Opinion: Four things I learned volunteering

OPINION: Over the past eight years I have done the following and not been paid for it: stood more than ankle deep in filthy silt,  spent hours putting stickers on French library books, and chased a mouse that managed to wiggle its way through the bars of its cage right in front of me.

I've done a whole bunch of other stuff too, but I feel like those three incidents show the range of roles you can end up doing for organisations that need the work done and can't always offer payment.

Below are the four main things I have learned while volunteering.

It sucks sometimes

 

I've spent more than one morning alone surrounded by dozens of animals run off my feet trying to clean up after them.
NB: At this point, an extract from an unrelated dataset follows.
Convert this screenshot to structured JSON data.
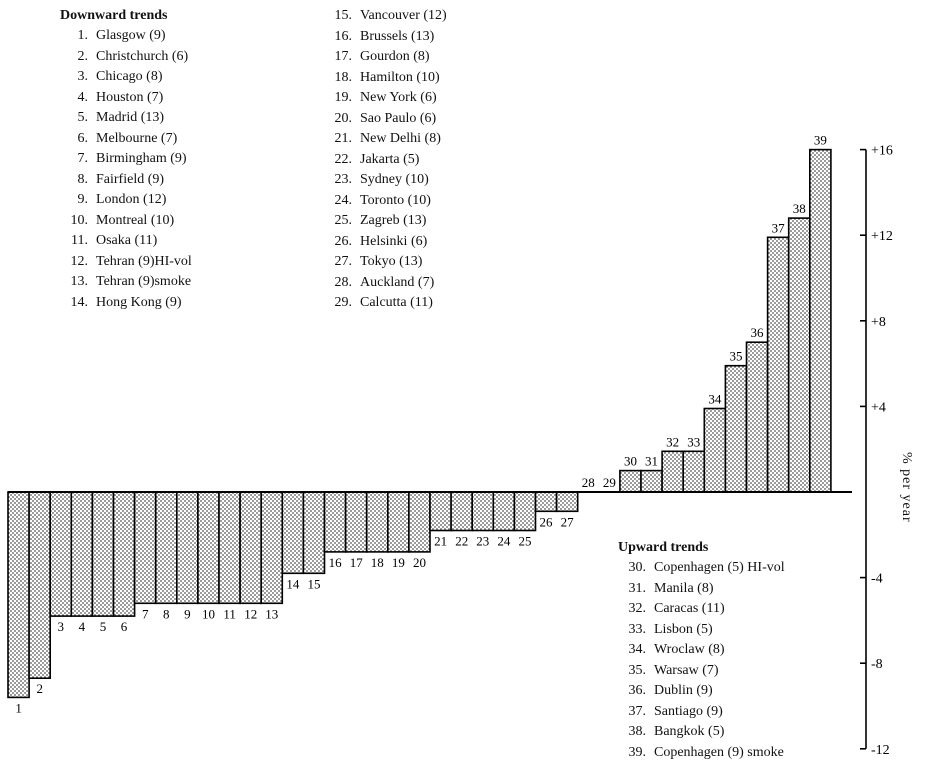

Sometimes when you're doing a job people don't get paid for its hard to get shifts filled and you end up alone.

It's hard work and never quite feels like it's going to let up, but you keep going because if you don't get it done either somebody who gets paid to do another job will do it, or it won't get done.
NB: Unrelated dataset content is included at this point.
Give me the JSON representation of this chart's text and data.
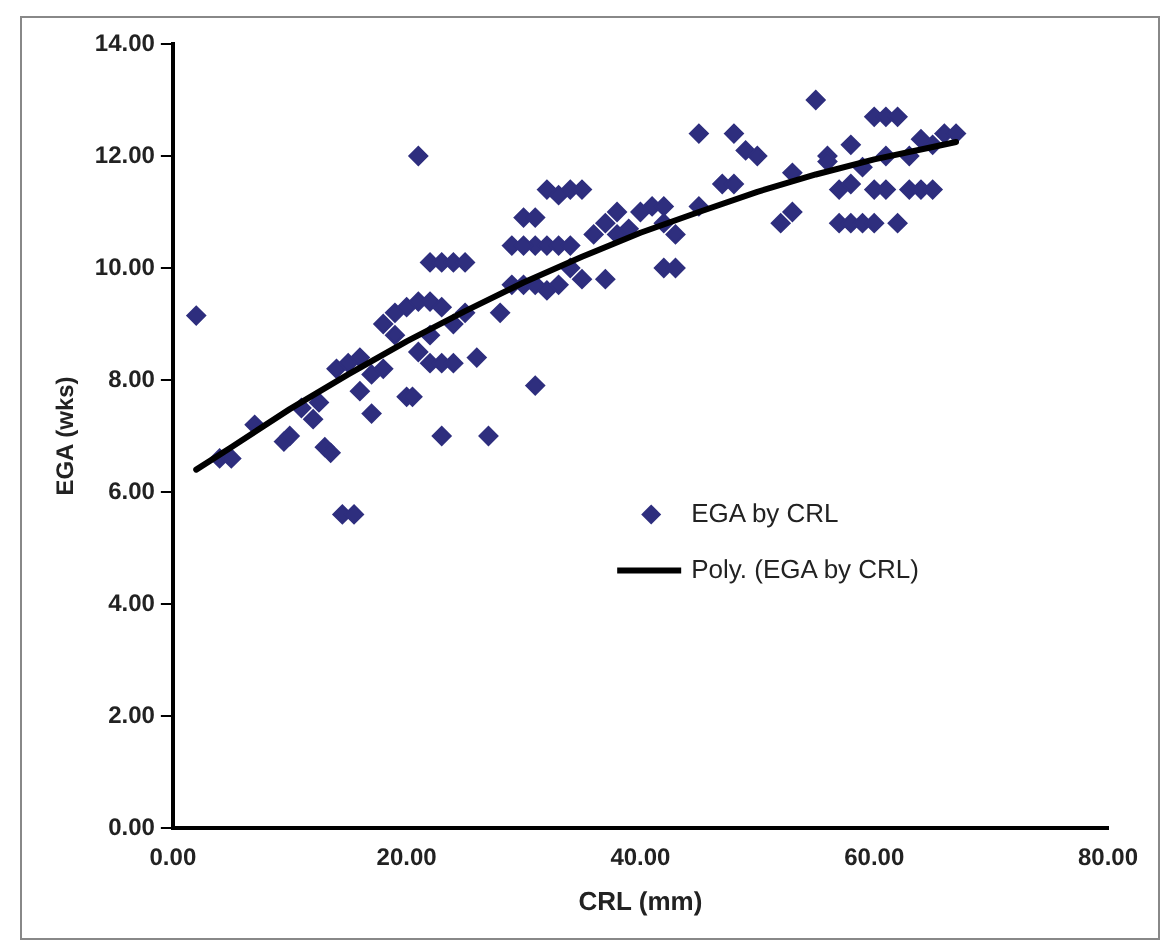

It can also often be heartbreaking. I spent three days after the February 2011 earthquake digging silt with the Student Volunteer Army in what's now the red zone. It was backbreaking and dirty, mucky stuff, that always ended in me having to scrub black silt out from under my fingernails.

One of the standout memories from that week is standing next to an elderly resident as she counted the cracks in her home's foundation, wondering if this house was safe to still be in. I never saw her again after that day, but I hope she had support with her during the weeks, months and years after the quake because her house did not look in good shape.

It rules sometimes

 

Nearly 10 years on my other memory is rolling into the red zone with other members of the SVA to cheers from the locals. It felt really good to be helping out in, what was for some of them, quite literally a shitty time, even if all we could do is get the mud and sand that littered their streets out of their back gardens.

So yeah, it was heartbreaking and I couldn't decide if I hated being in charge of a spade or wheelbarrow more, but at least I felt like I was getting something done at a time when most of the city was stuck with the trauma of a very recent natural disaster.

Students with shovels and wheelbarrows digging silt off the street.
Canterbury University students clean up the streets after the earthquake. Photo credit: Getty

In my current volunteer role if we have enough people on I get a couple of quiet minutes to just hang out with the animals. It's a shelter, but they need socialisation and I am happy to give it, so that's a nice time and makes up for the hours you spend up to your elbows in dishes and dirty litter trays.

Empathy will drive you, but you need to keep it in check

 

Compassion fatigue is a thing. It used to be mostly felt among health professionals, but I was genuinely warned about it when I started my current volunteer role. You need to avoid getting mentally burnt out dealing with sad stuff.

That being said, it's really hard to avoid going over the top, getting emotionally attached to every animal, taking on every shift you can so things aren't too understaffed and spending your time between shifts thinking about what you left behind.

But you can't give your best if you're burnt out and caring for 10 pets you adopted because you felt sorry for them.  You have to find a balance and trust that yes, it seems hard now, but it will be hard next month, too, and you need to focus on what you can give within your limitations.

Charities have like no money

 

I'm always shocked at what lengths charities go to in order to save a bit of coin. Particularly in the area of animal care, when ensuring an animal has the correct food can be extremely expensive.

Everything is reused or recycled until it can't be used anymore, with some broken items repurposed for a new use rather than thrown out. Nobody misses out, but it's a far cry from the shiny corporate world.

What amazed me at my organisation was the sheer range of work that needs to be done and is taken up by volunteers. I can't imagine the organisation being able to switch the workforce over to paid in a hurry.

In fact, the CEO of the SPCA told me this herself about a year ago for a story.

"We rely so heavily on our volunteers in all areas of the organisation," Andrea Midgen said.

"They are the backbone of the organisation. We truly wouldn’t be able to run the SPCA without them."

So maybe it's worth finding out if a charity near you needs a hand.

Katie Fitzgerald is a Digital News Producer for Newshub and has worked in volunteer roles for several years.